Second, as a consequence of the sensitivity of TM-score on structural topology, we found in our benchmark test⁶⁸ that the correlation coefficient of C-score and TM-score (0.91) is much higher than that of C-score and RMSD (0.75). Therefore, the estimation of TM-score is usually more reliable than that of RMSD for the I-TASSER models, i.e. TM-score estimation has usually a much smaller systematic error than RMSD in our estimation.

What can I do if no significant templates are identified? (Step 16)

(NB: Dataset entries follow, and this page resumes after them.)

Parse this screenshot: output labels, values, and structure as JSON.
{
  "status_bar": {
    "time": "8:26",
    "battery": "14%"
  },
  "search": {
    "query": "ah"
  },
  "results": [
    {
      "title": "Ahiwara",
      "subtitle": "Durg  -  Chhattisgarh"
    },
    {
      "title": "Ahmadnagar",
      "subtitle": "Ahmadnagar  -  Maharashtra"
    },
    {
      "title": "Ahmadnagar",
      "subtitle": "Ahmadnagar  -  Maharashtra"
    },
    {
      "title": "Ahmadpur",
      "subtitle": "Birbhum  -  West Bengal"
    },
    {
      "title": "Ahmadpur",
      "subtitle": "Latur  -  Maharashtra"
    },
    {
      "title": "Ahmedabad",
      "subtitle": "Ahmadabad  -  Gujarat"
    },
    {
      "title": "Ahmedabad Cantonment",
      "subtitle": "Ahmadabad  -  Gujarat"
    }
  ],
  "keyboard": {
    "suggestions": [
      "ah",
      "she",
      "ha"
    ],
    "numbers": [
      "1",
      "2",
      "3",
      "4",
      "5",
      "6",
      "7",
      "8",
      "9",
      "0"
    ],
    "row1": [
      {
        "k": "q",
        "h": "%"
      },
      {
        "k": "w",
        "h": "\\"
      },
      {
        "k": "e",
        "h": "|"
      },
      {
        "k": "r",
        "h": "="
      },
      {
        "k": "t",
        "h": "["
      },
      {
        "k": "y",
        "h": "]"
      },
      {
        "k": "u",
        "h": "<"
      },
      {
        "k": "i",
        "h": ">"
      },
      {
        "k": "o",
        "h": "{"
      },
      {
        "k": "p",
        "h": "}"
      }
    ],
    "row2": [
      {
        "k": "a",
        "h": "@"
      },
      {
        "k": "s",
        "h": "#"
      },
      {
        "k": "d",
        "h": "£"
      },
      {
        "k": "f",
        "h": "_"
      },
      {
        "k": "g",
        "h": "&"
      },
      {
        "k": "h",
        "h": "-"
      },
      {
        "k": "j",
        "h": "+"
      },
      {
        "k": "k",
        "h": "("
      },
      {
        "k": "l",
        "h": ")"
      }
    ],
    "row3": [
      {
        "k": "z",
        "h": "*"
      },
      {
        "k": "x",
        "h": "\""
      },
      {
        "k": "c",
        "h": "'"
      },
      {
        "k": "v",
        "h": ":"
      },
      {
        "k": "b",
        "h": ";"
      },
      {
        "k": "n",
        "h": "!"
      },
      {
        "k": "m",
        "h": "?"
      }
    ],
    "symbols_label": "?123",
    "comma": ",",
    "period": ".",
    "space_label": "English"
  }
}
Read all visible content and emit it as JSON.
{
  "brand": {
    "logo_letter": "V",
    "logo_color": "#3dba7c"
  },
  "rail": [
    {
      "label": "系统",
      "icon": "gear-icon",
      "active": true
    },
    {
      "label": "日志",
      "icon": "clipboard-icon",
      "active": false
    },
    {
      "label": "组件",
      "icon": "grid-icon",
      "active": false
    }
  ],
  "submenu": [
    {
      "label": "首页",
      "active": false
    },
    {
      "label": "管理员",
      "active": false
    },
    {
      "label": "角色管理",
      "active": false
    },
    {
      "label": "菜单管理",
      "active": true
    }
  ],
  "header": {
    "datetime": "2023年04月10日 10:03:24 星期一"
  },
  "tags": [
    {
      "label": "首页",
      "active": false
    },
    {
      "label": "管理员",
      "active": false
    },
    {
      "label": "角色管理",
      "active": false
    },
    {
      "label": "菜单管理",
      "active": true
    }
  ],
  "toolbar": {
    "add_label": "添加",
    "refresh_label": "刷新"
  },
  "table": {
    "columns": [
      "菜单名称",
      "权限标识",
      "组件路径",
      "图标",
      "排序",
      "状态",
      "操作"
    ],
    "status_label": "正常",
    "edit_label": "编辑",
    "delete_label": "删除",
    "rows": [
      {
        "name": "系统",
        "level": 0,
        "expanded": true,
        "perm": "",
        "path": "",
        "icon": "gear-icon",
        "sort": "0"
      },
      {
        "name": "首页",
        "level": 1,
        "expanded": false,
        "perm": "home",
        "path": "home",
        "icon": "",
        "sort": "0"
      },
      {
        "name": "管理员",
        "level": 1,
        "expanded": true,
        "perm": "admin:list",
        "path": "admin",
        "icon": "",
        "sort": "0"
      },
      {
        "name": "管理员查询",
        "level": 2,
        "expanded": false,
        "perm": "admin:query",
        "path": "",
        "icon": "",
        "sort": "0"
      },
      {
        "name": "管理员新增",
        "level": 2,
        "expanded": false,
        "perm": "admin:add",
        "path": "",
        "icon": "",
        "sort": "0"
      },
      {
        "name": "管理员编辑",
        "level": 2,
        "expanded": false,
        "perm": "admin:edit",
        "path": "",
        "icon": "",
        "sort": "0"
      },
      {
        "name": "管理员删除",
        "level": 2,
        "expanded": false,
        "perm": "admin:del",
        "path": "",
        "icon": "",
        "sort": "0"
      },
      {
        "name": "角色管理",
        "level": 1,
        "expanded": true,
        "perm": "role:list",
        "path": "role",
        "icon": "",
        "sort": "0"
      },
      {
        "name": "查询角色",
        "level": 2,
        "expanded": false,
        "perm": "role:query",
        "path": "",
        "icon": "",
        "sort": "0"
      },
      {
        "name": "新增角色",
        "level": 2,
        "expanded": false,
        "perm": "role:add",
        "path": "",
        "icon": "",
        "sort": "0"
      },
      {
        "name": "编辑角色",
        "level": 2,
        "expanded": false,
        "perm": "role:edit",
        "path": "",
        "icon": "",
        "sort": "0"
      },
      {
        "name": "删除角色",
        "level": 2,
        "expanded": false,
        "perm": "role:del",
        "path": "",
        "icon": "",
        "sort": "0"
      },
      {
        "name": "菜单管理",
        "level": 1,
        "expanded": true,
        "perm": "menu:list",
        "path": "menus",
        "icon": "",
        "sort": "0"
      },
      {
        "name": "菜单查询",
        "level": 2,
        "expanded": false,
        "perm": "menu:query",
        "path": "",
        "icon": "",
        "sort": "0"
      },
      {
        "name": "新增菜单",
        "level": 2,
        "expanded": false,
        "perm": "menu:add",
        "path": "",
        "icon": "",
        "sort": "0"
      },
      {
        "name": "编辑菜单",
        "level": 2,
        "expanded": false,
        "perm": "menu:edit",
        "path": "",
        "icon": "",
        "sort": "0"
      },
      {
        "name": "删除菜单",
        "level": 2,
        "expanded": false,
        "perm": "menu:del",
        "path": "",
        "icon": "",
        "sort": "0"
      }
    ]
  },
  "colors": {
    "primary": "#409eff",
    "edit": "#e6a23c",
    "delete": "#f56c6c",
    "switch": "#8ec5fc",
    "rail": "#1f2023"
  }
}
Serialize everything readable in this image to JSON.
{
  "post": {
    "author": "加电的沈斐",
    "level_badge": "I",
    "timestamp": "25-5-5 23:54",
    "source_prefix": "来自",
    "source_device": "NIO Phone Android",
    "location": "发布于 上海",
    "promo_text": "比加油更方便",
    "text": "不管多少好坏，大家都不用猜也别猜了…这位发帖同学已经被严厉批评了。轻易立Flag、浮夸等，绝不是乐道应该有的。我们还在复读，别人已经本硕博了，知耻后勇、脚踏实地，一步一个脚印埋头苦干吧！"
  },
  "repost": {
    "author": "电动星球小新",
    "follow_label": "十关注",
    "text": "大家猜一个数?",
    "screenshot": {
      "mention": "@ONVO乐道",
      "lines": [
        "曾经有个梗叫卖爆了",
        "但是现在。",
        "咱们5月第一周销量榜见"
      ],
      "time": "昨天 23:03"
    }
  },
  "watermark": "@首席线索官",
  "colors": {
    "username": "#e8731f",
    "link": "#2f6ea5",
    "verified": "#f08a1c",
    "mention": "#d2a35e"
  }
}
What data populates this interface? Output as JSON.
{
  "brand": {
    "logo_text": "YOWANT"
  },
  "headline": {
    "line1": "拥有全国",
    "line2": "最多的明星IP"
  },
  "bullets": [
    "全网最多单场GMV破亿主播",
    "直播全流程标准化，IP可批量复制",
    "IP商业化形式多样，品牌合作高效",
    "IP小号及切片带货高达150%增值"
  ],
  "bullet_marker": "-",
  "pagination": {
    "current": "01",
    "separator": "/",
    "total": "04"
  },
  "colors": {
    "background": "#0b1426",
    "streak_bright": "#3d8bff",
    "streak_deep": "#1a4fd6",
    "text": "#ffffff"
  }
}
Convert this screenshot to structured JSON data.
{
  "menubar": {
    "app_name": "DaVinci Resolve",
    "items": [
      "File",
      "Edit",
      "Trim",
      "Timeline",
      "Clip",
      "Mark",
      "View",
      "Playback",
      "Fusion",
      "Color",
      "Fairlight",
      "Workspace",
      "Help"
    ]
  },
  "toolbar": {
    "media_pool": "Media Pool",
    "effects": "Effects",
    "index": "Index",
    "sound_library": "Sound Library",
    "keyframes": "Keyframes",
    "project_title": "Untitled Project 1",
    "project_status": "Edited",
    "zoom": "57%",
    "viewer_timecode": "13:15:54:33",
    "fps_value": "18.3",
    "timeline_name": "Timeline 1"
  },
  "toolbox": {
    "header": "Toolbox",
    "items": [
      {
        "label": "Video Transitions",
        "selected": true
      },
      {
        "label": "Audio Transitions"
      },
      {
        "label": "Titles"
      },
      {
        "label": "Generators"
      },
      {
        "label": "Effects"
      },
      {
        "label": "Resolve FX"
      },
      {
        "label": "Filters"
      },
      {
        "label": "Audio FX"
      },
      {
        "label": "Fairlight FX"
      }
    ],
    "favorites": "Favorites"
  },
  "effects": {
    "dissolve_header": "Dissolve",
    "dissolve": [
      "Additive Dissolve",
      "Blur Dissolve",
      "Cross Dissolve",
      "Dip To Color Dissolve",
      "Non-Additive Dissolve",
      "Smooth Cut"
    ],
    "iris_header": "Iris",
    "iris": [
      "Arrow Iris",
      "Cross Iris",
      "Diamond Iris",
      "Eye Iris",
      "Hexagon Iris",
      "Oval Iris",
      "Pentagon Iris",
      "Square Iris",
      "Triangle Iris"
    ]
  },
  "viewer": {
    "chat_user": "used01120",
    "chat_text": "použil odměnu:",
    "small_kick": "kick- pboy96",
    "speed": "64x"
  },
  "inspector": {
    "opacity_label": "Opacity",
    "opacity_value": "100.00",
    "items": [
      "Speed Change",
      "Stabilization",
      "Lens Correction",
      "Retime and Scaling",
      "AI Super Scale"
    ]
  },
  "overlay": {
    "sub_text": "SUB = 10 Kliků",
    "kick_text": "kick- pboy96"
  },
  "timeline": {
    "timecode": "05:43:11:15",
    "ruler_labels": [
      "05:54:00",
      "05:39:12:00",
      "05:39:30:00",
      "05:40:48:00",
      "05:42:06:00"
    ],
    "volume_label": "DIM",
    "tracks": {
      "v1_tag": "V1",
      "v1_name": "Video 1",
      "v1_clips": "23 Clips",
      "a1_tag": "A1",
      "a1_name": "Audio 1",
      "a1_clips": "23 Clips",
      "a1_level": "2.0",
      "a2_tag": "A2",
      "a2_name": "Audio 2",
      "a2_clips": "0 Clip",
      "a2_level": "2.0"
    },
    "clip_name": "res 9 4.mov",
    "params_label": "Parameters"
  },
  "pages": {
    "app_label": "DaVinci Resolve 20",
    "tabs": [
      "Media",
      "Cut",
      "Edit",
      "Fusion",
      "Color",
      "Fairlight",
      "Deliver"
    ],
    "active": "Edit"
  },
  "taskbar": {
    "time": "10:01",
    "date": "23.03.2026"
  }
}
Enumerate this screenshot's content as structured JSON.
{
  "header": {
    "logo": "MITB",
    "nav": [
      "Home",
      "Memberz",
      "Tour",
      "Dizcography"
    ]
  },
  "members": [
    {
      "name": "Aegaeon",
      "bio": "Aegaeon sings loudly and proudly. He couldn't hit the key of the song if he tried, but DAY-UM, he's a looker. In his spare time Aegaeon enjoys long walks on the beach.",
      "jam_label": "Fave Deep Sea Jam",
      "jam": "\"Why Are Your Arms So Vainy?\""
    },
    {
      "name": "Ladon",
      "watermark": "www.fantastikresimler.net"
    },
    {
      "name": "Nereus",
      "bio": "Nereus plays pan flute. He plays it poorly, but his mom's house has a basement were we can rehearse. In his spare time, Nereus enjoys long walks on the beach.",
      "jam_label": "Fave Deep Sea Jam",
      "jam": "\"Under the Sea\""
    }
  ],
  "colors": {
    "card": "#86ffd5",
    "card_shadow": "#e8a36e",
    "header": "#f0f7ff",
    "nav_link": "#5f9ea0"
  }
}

In most cases, this means that there is no good template which has been solved so far for this target. We therefore suggest the users to seek for other experimental studies which can provide information for collecting additional spatial restraints and use it to improve the I-TASSER modeling results. Since the threading programs in LOMETS use representative PDB libraries to build template alignments for the query protein, in some rare cases, it is possible that a good template for the query protein may not have been included in the library or the template may not have been correctly identified by LOMETS threading programs, even though it is present in the library. In these cases, the users are encouraged to try the possibility of identifying templates on their own using specific tools or functional analysis. I-TASSER allows users to specify templates with or without alignment. Read more about adding external spatial restraints or specifying protein structure as a template in the Experimental Design section of this protocol.

Should I trust Z-score or C-score for judging final modeling result? (Step 17)

Z-score measures the statistical significance of the threading alignment and is strongly correlated with the quality of the threading template. C-score is a combination of the Z-score of threading templates and the structural density of SPICKER cluster that reflects the convergence of the I-TASSER simulations. C-score is therefore more strongly correlated with the quality of the final model than the Z-score of the templates. Accordingly, TM-score and RMSD of the model is estimated based on the C-score and the length of the query sequence.

ANTICIPATED RESULTS

Once the job is completed, the user is notified by an email message which contains the images of the predicted structures and a link to the I-TASSER website where the complete result is deposited. The result page contains:

1. Predicted secondary structures.

2. Up to five full-length atomic models along with the estimated accuracy (TM-score and RMSD to the native) of the models.

3. The top ten templates and alignments that have been identified by LOMETS and used in the assembly of the full-length model.

4. The top ten structural analogs which are structurally closest to the predicted 3D model.

5. Functional predictions for the query protein in terms of Enzyme Commission numbers, Gene Ontology terms, and ligand-binding sites, with a confidence estimate provided for each prediction.